Azerbaycan’ın varlığından rahatsız olan İran’ın, bu devleti yıpratmak amacıyla, Azeri-Ermeni savaşında Ermenistan’ı desteklediği, bugün İran’da ve dünyada herkesin bildiği konudur. Bu süreçte İran, Azeri düşmanlığını o kadar ileri götürmüştür ki, Ermenilerden kaçan Azerileri kabul etmeyerek Aras Nehri’nde boğulmasına sebep olmuştur.

İran bölgedeki Türk nüfusa karşı Ermenistan kozunu sürekli açık tutmaktadır. Bu noktada Fransa’nın geçirdiği Ermeni Soykırım Yasası’nın hemen ardından Ahmedinecat’ın Ermenistan’ı ziyaret etmesi, İran’ın Ermenistan kartını ne kadar açıktan oynadığının göstergesidir.

İran’da Türk kanalları yasaktır

İran hükümeti, Azeri Türklerinin asimilasyonu ve özellikle Türkler ile Azeriler arasındaki kültürel bağların yok edilmesi amacıyla uydu kanallarının izlenmesini yasakladı. İran, Azeri Türkleri tarafından yoğun bir şekilde izlenen TÜRKSAT üzerindeki Türkçe ve Azerice yayınları engellemek amacıyla yüzbinlerce çanak anteni söktürdü.
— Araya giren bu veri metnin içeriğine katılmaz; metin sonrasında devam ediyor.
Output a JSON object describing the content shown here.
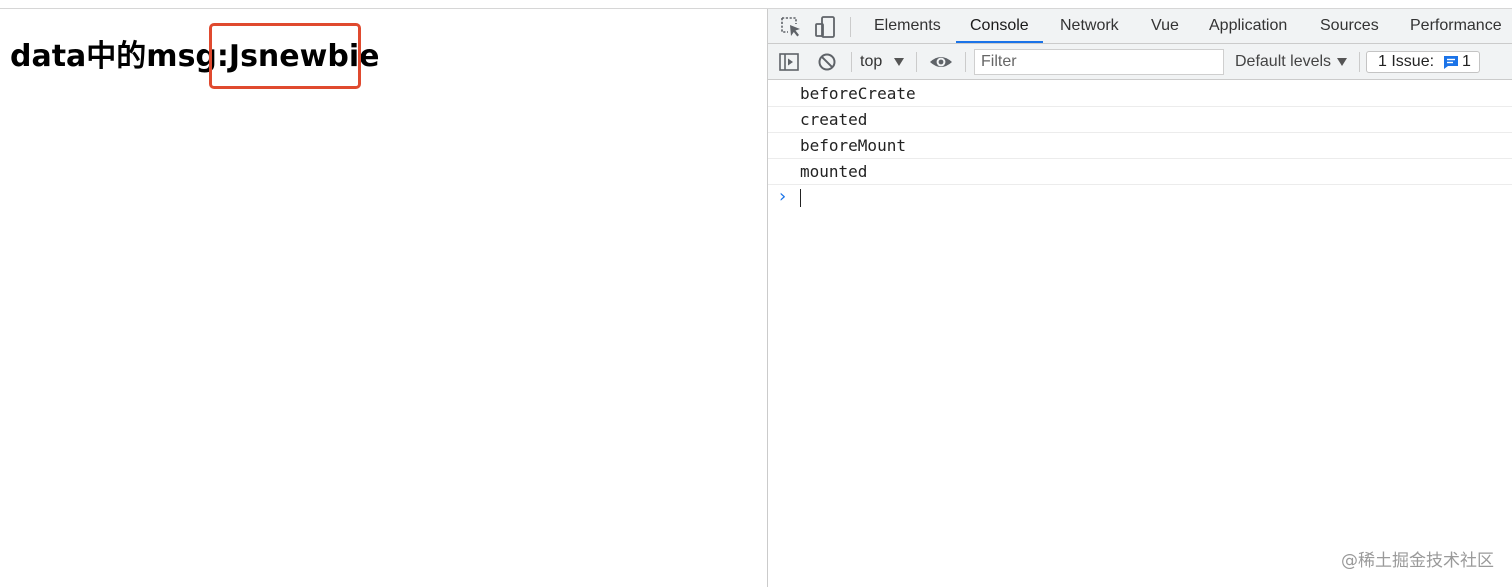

Polislerin bugüne kadar beş yüz bin çanak anten söktüğü belirtilmektedir. Beş yüz bin çanak anten de yaklaşık 2 milyon Azeri nüfusa tekabül eder.

İran, Azerilerin Türkiye ile gönül bağını koparmak için aleyhte kara propaganda yürütmektedir. İran’da devlet televizyonu saatlerce Türkiye’nin Ermenistan ile dostluk yaptığına ilişkin program yayınlamıştır. Diğer taraftan Türkiye’nin kâfir bir devlet olduğu propagandası yoğun bir şekilde ve sürekli olarak işlenmektedir.

İran’da yaşayan bazı Azeriler yoğun propaganda sonucu, Türkiye’de Müslümanların azınlıkta olduklarını zannetmektedir. Ayrıca gerek siyasiler, gerekse yazar – çizerler yoluyla, İran’da Türkiye’nin yüzünü Hıristiyan Avrupa Birliği’ne döndüğü sürekli işlenmektedir.

İran yürüttüğü eğitim politikaları ile Azerilerin eğitim almasını dolaylı yollardan önemli ölçüde engellemektedir.  Bugün İran’da toplam Azeri nüfusun ancak yarısı okuma yazma bilmektedir. Aynı durum diğer etnik kökenlere mensup Araplar ve Türkmenler için de geçerlidir.

Azerbaycan Türklerine karşı sistematik olarak yürütülen Farslaştırma politikasına rağmen Azeriler tamamen asimile olmamıştır. Fakat maalesef, Şiileştirilen bazı Azeriler ile Azeri gibi görünen Pers İranlılar, Türkiye’ye gönderilerek, Türk – Azeri Milliyetçiliği kılıfı altında başta gençlerimiz olmak üzere vatandaşlarımız Şiileştirilmeye çalışılmaktadır.